An estimated 5 million Puerto Ricans live and work in the continental USAmerica today. About 3.2 million people live and work in the archipelago of Puerto Rico. Puerto Ricans residing in the USAmerica have civil and political rights formally similar to those of any other USAmerican citizen. In Puerto Rico, we are colonial USAmerican citizens, without the right to vote for the USAmerican President and Congress that govern our destiny.

On the other hand, Puerto Rico, U.S.A., is also a land receiving thousands of immigrants from countries such as the Dominican Republic, Cuba, Venezuela, Peru, in addition to a little over 100,000 residents born in USAmerica.

In this setting of paradoxical statistics, I had the opportunity to talk with Hilda Guerrero, a civil and human rights activist for the immigrant community in Puerto Rico, that prominently includes some 67,000 immigrants from the Dominican Republic.

Hilda points out that while Puerto Ricans on the island are subjected to colonial inequality, Dominican immigrants, especially Dominican women workers, are today suffering more than ever in the relentless climate of xenophobic and racist intolerance being fostered by the USAmerican federal government under Donald Trump and his capitalist associates.

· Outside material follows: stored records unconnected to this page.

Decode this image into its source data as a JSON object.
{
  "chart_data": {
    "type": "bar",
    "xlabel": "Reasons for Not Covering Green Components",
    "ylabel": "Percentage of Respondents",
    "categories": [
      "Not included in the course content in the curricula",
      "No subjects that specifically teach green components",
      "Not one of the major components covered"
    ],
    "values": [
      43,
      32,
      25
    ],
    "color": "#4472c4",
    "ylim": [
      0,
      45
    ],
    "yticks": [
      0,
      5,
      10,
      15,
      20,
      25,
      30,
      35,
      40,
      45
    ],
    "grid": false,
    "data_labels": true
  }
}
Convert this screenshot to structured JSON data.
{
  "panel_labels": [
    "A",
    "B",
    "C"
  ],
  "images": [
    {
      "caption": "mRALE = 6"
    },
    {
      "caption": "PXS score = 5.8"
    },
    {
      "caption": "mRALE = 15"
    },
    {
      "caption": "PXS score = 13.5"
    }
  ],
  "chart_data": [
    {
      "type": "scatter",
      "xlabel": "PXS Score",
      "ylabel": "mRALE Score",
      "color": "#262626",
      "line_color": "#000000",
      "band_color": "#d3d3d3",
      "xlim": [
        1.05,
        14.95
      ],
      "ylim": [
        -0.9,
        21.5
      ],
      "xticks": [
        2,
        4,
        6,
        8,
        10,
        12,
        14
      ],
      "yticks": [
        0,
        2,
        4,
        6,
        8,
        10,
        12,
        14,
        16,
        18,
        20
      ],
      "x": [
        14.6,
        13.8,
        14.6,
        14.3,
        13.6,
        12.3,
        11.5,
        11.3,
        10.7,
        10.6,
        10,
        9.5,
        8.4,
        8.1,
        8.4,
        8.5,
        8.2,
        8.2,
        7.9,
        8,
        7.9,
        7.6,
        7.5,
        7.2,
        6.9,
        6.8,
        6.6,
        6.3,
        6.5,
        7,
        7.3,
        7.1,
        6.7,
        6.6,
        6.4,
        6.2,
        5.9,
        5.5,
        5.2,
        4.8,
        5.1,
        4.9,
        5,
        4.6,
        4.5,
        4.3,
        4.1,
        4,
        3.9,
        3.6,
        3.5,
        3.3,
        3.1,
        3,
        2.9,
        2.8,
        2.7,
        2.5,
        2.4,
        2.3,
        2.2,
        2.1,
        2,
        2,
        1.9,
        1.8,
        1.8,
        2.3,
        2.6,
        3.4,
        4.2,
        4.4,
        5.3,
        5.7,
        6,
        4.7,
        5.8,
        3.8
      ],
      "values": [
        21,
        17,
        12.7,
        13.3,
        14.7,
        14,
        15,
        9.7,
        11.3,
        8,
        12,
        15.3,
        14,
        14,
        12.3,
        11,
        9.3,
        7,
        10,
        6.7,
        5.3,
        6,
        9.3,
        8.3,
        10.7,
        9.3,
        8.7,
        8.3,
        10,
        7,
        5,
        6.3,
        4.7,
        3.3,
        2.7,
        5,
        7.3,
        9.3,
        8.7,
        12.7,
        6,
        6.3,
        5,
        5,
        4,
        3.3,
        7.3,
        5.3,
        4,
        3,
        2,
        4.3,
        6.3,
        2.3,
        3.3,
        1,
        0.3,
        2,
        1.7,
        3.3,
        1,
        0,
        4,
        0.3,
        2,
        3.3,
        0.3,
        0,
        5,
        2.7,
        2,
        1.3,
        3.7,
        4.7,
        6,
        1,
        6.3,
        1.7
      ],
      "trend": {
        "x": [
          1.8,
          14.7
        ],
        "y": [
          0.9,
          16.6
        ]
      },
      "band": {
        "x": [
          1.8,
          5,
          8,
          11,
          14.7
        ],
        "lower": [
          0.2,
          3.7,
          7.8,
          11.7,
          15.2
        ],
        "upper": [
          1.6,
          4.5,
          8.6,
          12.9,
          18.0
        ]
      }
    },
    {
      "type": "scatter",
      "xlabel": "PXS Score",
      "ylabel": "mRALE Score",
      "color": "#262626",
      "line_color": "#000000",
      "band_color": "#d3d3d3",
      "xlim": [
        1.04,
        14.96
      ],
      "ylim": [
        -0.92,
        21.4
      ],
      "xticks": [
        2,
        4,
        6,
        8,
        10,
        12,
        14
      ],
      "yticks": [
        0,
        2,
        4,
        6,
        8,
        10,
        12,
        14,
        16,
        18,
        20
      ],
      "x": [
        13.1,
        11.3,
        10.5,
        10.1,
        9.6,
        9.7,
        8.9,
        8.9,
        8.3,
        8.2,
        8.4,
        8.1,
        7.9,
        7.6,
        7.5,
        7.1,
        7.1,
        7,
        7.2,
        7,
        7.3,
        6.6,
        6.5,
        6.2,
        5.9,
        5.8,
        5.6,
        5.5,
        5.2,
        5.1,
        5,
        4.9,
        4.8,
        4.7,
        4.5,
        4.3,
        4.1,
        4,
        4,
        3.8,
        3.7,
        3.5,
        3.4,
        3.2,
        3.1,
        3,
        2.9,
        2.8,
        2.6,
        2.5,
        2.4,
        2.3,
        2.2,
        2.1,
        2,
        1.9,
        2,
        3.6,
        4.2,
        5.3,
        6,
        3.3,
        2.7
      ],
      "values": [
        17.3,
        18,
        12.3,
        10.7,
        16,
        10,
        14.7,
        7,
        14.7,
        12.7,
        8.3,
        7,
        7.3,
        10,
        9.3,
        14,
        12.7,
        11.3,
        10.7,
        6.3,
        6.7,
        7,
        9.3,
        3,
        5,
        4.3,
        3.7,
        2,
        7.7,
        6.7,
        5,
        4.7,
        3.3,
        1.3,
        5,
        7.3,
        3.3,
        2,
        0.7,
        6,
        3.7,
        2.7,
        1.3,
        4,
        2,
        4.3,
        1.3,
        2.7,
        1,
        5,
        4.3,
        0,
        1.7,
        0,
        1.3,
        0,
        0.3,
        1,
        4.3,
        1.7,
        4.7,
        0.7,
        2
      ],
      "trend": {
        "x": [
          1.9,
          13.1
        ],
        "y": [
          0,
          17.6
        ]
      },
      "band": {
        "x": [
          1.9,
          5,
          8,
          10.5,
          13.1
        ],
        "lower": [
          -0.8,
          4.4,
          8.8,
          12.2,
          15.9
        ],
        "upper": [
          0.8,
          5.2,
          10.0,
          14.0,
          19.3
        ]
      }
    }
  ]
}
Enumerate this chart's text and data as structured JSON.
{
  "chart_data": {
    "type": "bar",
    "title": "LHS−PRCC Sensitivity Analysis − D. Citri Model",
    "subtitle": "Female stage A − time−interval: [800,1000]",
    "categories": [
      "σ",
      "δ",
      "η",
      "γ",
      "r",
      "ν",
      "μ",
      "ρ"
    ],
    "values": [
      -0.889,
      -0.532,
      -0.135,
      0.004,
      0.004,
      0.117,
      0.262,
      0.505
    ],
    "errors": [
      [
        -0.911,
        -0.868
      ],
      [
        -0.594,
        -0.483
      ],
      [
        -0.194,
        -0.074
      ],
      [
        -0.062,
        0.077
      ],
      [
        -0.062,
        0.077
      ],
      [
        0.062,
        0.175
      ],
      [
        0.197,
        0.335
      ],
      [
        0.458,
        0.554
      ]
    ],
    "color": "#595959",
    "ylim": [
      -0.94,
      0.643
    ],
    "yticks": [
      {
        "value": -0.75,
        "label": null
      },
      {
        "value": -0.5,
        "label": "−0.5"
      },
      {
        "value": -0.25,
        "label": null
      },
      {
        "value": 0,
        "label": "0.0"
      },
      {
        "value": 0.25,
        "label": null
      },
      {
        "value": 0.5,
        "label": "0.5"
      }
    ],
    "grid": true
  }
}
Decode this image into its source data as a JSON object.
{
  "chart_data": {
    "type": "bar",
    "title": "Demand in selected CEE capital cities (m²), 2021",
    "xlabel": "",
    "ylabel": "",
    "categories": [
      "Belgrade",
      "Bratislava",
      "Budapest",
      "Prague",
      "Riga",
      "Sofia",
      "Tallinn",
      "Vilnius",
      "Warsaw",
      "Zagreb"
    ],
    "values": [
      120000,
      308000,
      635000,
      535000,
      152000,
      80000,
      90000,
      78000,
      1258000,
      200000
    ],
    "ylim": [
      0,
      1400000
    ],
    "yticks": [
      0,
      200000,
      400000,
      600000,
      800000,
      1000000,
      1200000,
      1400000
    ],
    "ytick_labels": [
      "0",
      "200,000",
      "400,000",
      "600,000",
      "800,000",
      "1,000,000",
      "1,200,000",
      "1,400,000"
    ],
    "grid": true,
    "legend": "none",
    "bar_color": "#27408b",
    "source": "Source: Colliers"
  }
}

She adds that while a significant number of Puerto Rican women are victims of violence, workplace harassment and sexual abuse, in the case of immigrant Dominican women the situation is made even worse by the growing climate of intolerance and harassment at the hands of Federal immigration officials.

They are abetted by the illegal complicity of the local police and government agencies that frequently harass immigrants demanding to see their passports and/or green cards.

Comuna Caribe, the organization Hilda Guerrero is working with, raises the point that “capital recognizes no frontiers, no walls. It moves about freely, as it feels like and chooses to.

“Meanwhile, she underscores, “countries like the U.S. … have become rich with the impoverishment of our countries … but they look to close their borders … stopping people from journeying in search of a ‘better quality of life’, and we bear witness to this whole situation of the caravan of people who have left Central America.”

Guerrero asserts that the problem is made worse by the anti-immigrant propaganda in Puerto Rico that still makes a strong impact on certain sectors of the Puerto Rican population that see immigrant workers as enemies because “they take away our jobs,” although this is not true.

Facing this challenge, Comuna Caribe continues to educate Puerto Rican migrants and foreign immigrant workers to say no to the borders imposed by capital, the exploiter of workers. Inspired by the slogan of “Native or not, the working class is one,” Puerto Rican activists in the Antilles like Hilda Guerrero urge us to reap the capacity for solidarity that also belongs to the working class of Puerto Rico by fighting the ignorance fostered through xenophobia, racism, and the immoral and hypocritical anti-immigrant policies promoted by capitalism in Puerto Rico and in the rest of the continental USAmerica.